Python Data Science Workshop
Jupyter Notebooks and code for the Spring 2019 Python Data Science Workshop at CU Boulder. Sponsored by the Laboratory for Interdisciplinary Statistical Analysis (LISA).
Note: these workshops are brand-new as of spring 2019. As a result, all of the materials in this repository are still under active development. Currently there are complete drafts of the notebooks for the first and second workshops.
This repository contains Jupyter Notebooks for the following short courses:
Python Data Wrangling
This course teaches some of the building blocks for handling data in Python. We will show how to parse and manipulate data using Numpy and Pandas, and perform interactive visualization with Plotly. We analyze a real dataset using Scipy, demonstrating how to perform basic statistical tasks in Python.

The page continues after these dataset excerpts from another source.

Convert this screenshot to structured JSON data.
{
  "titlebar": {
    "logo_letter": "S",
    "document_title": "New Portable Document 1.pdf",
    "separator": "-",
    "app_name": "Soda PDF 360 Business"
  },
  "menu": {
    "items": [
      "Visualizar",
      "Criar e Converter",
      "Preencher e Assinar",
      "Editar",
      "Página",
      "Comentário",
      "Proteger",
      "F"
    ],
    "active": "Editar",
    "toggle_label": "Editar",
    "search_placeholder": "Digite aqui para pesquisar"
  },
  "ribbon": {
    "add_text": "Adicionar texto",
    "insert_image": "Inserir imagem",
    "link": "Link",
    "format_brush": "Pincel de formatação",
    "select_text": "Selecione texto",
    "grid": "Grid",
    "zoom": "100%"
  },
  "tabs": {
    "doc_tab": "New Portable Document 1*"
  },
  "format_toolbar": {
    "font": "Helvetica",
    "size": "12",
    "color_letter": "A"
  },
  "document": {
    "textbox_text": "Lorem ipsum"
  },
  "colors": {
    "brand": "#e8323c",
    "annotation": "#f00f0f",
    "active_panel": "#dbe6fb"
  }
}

Intro to Machine Learning in Python with Scikit-learn
This course introduces the Scikit-learn library for doing machine learning in Python. Students will start by learning about support vector machines, and gradually explore how Scikit-learn allows you to build a full machine learning pipeline, from feature extraction all the way through to prediction.
Building Neural Networks with Keras
Neural networks are becoming an increasingly important tool in machine learning. In this short course, we demonstrate how to rapidly prototype an artificial neural network (ANN) in Python using the Keras library. We briefly introduce ANNs, including important variations like convolutional networks. Using Keras, students will build their own networks for some basic machine learning problems.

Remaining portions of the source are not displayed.